Photo Information

Master Sgt. Morris Mayfield instructs students in the school house for food service marines.

Photo by Courtesy Photo

Leading from the kitchen

4 Apr 2019 | Lance Cpl. Paige Verry The Official United States Marine Corps Public Website

From the warm conversations at his grandmothers’ kitchen table in New Orleans to his ever lengthening journey as a leader aboard Marine Corps Base Quantico, Virginia, Master Sgt. Morris Mayfield III impacted countless Marines with his mentorship marinated with the wisdom and experience of his family and his own mentors along the way.

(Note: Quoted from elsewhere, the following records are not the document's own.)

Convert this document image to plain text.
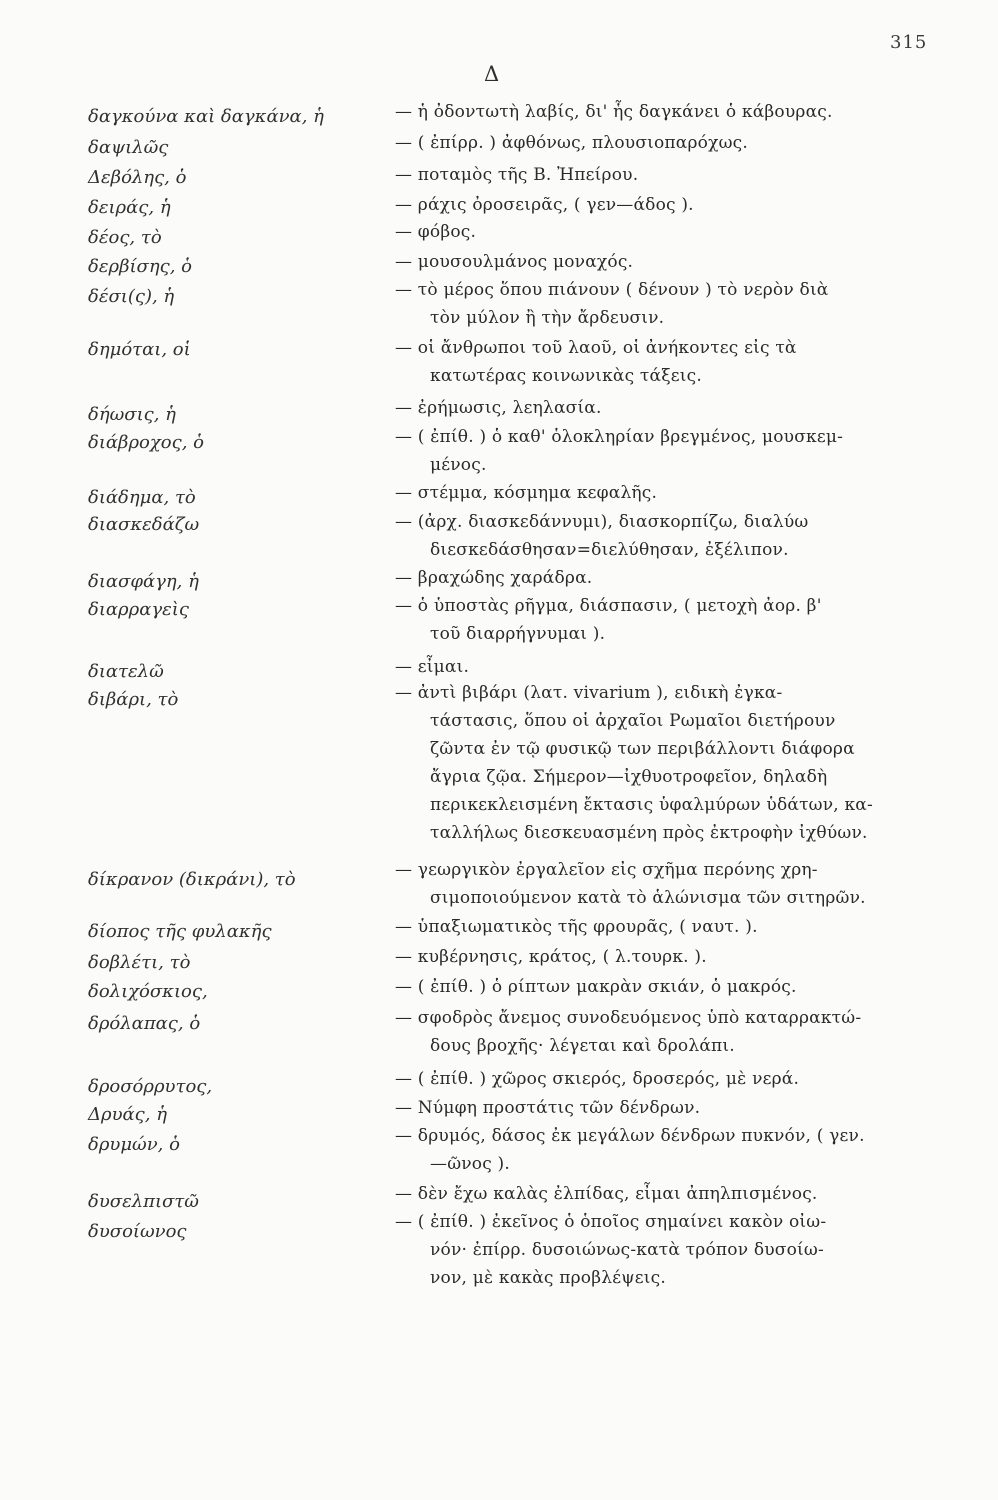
315
Δ
δαγκούνα καὶ δαγκάνα, ἡ	— ἡ ὀδοντωτὴ λαβίς, δι' ἧς δαγκάνει ὁ κάβουρας.
δαψιλῶς	— ( ἐπίρρ. ) ἀφθόνως, πλουσιοπαρόχως.
Δεβόλης, ὁ	— ποταμὸς τῆς Β. Ἠπείρου.
δειράς, ἡ	— ράχις ὀροσειρᾶς, ( γεν—άδος ).
δέος, τὸ	— φόβος.
δερβίσης, ὁ	— μουσουλμάνος μοναχός.
δέσι(ς), ἡ	— τὸ μέρος ὅπου πιάνουν ( δένουν ) τὸ νερὸν διὰ
τὸν μύλον ἢ τὴν ἄρδευσιν.
δημόται, οἱ	— οἱ ἄνθρωποι τοῦ λαοῦ, οἱ ἀνήκοντες εἰς τὰ
κατωτέρας κοινωνικὰς τάξεις.
δήωσις, ἡ	— ἐρήμωσις, λεηλασία.
διάβροχος, ὁ	— ( ἐπίθ. ) ὁ καθ' ὁλοκληρίαν βρεγμένος, μουσκεμ-
μένος.
διάδημα, τὸ	— στέμμα, κόσμημα κεφαλῆς.
διασκεδάζω	— (ἀρχ. διασκεδάννυμι), διασκορπίζω, διαλύω
διεσκεδάσθησαν=διελύθησαν, ἐξέλιπον.
διασφάγη, ἡ	— βραχώδης χαράδρα.
διαρραγεὶς	— ὁ ὑποστὰς ρῆγμα, διάσπασιν, ( μετοχὴ ἀορ. β'
τοῦ διαρρήγνυμαι ).
διατελῶ	— εἶμαι.
διβάρι, τὸ	— ἀντὶ βιβάρι (λατ. vivarium ), ειδικὴ ἐγκα-
τάστασις, ὅπου οἱ ἀρχαῖοι Ρωμαῖοι διετήρουν
ζῶντα ἐν τῷ φυσικῷ των περιβάλλοντι διάφορα
ἄγρια ζῷα. Σήμερον—ἰχθυοτροφεῖον, δηλαδὴ
περικεκλεισμένη ἔκτασις ὑφαλμύρων ὑδάτων, κα-
ταλλήλως διεσκευασμένη πρὸς ἐκτροφὴν ἰχθύων.
δίκρανον (δικράνι), τὸ	— γεωργικὸν ἐργαλεῖον εἰς σχῆμα περόνης χρη-
σιμοποιούμενον κατὰ τὸ ἁλώνισμα τῶν σιτηρῶν.
δίοπος τῆς φυλακῆς	— ὑπαξιωματικὸς τῆς φρουρᾶς, ( ναυτ. ).
δοβλέτι, τὸ	— κυβέρνησις, κράτος, ( λ.τουρκ. ).
δολιχόσκιος,	— ( ἐπίθ. ) ὁ ρίπτων μακρὰν σκιάν, ὁ μακρός.
δρόλαπας, ὁ	— σφοδρὸς ἄνεμος συνοδευόμενος ὑπὸ καταρρακτώ-
δους βροχῆς· λέγεται καὶ δρολάπι.
δροσόρρυτος,	— ( ἐπίθ. ) χῶρος σκιερός, δροσερός, μὲ νερά.
Δρυάς, ἡ	— Νύμφη προστάτις τῶν δένδρων.
δρυμών, ὁ	— δρυμός, δάσος ἐκ μεγάλων δένδρων πυκνόν, ( γεν.
—ῶνος ).
δυσελπιστῶ	— δὲν ἔχω καλὰς ἐλπίδας, εἶμαι ἀπηλπισμένος.
δυσοίωνος	— ( ἐπίθ. ) ἐκεῖνος ὁ ὁποῖος σημαίνει κακὸν οἰω-
νόν· ἐπίρρ. δυσοιώνως-κατὰ τρόπον δυσοίω-
νον, μὲ κακὰς προβλέψεις.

Morris wrote his book, “Gumbo Warrior a Guided Step-By-Step Recipe of a True Leader,” in 2018 and was inspired by Marines he guided, family members, experiences as a food service Marine, and hardships.

“There are many prolific writers and scholars who look for recognition, however Morris writes from the heart and expresses his professional and personal experiences in his own words. Today, rarely does someone express their soul with a pen,” said Gregory C. Brown, a retired master gunnery sergeant, who wrote the forward for this book and was one of Morris’ mentors.

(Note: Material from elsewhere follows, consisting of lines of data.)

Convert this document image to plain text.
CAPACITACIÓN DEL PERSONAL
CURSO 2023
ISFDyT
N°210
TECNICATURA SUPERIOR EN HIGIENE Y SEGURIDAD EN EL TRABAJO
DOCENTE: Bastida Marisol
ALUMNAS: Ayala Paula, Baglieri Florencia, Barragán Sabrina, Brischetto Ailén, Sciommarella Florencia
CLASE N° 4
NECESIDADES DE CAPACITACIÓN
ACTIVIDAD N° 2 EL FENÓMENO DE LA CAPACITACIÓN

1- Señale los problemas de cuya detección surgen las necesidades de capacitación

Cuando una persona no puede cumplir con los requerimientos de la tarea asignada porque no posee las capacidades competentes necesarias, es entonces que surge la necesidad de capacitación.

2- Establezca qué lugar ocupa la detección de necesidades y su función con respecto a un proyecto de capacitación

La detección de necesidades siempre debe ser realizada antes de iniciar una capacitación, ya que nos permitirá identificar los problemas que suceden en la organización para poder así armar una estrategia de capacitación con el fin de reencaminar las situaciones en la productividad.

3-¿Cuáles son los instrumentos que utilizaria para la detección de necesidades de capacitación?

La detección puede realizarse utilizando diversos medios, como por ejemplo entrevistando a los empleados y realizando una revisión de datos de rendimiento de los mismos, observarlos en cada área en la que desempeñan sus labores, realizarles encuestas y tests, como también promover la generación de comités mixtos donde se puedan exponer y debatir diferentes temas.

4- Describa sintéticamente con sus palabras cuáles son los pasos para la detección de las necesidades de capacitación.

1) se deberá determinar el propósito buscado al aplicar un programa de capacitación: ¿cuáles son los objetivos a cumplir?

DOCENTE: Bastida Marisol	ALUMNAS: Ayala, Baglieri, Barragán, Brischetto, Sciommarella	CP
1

In his efforts to establish a legacy, Morris wrote his book in honor of his children, hoping one day they could look back on his success as a Marine, a leader, and most importantly a human being. Marines from his past and present continue to look to Morris for guidance and mentorship as he climbs the ranks, gaining knowledge of himself and others every day.

“I wanted to write this book as a capture of time and as a voice for the enlisted Marine.” said Morris.

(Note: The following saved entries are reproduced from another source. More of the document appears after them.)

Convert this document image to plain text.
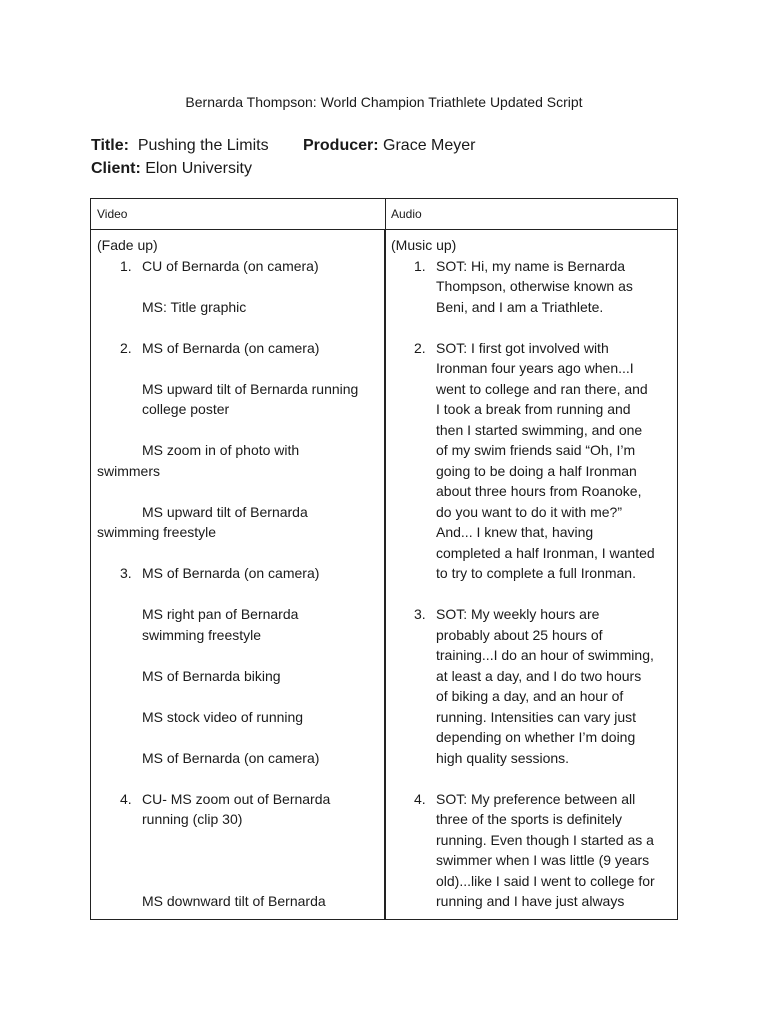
Bernarda Thompson: World Champion Triathlete Updated Script
Title: Pushing the Limits Producer: Grace Meyer
Client: Elon University
Video	Audio
(Fade up)
1. CU of Bernarda (on camera)
MS: Title graphic
2. MS of Bernarda (on camera)
MS upward tilt of Bernarda running
college poster
MS zoom in of photo with
swimmers
MS upward tilt of Bernarda
swimming freestyle
3. MS of Bernarda (on camera)
MS right pan of Bernarda
swimming freestyle
MS of Bernarda biking
MS stock video of running
MS of Bernarda (on camera)
4. CU- MS zoom out of Bernarda
running (clip 30)
MS downward tilt of Bernarda
(Music up)
1. SOT: Hi, my name is Bernarda
Thompson, otherwise known as
Beni, and I am a Triathlete.
2. SOT: I first got involved with
Ironman four years ago when...I
went to college and ran there, and
I took a break from running and
then I started swimming, and one
of my swim friends said “Oh, I’m
going to be doing a half Ironman
about three hours from Roanoke,
do you want to do it with me?”
And... I knew that, having
completed a half Ironman, I wanted
to try to complete a full Ironman.
3. SOT: My weekly hours are
probably about 25 hours of
training...I do an hour of swimming,
at least a day, and I do two hours
of biking a day, and an hour of
running. Intensities can vary just
depending on whether I’m doing
high quality sessions.
4. SOT: My preference between all
three of the sports is definitely
running. Even though I started as a
swimmer when I was little (9 years
old)...like I said I went to college for
running and I have just always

Recognizing the majority of books written in regard to military leadership were authored by retired Marines and officers, Morris believed it was important to write this book as an active-duty enlisted Marine for active-duty enlisted Marines. Something they could relate to and would help them grow.

As suggested by his father, Morris began his journey as an enlisted Marine with an open contract. His Military Occupational Specialty would be chosen according to the needs of the Marine Corps upon his graduation of Marine Combat Training. As Marines gathered to learn of their MOS selection, Morris joked with his fellow peers about being chosen as a food service Marine. To his dismay it’s exactly what he received. His grandfather was a cook for the Army and his father was a sous chef for many years. He grew up surrounded by the passion and art of cooking alongside his two grandmothers in his hometown of New Orleans where he spent a lot of time in the kitchen. Although the young Marine recognized his assignment as fate, he had an unfavorable preconceived notion of what it would be like to be food service Marine.

Gunnery Sgt. Juan Delvalle, an instructor at the Quartermaster Center and School where food-service Marines learn their craft, immediately shattered these expectations and would soon become one of the young Marine’s most impactful mentors.

“He made a major impact on me. I noticed that he was dressed real sharp – he looked like a poster boy Marine,” Morris said.

Along his journey at MOS school, many of the fundamentals of his job began to grow on him. He used what he watched and learned in his grandmothers’ kitchen as a young child to flourish and become proficient in his job. He loved that to make an impact he didn’t have to say anything – all he had to do was perform. 

Morris is a firm believer food brings people together, and people of all ranks and walks of life feel much more comfortable in a food-based setting.

“Everyone comes to the table to eat. That’s what this book is all about” he said.

 Later in Morris’s career, he found himself at the school house once again – this time as an instructor. There he made a major impact on his Marines who would carry his motivation throughout their careers.

“This guy is a legend in my life. If we were ever down, he would come in and give this speech that would just change your life. He instructed us as he would his own family; I looked at him as a father figure. His motivation does not die out,” said Sgt. Pauliasi Tamale, regimental assistant mess chief, 11th Marine Regiment, 1st Marine Division.

“Gumbo Warrior” earned a place in the Library of Congress, and Morris hopes one day it will have a place on the Commandants reading list, too. As Morris would say, “What is your legacy?”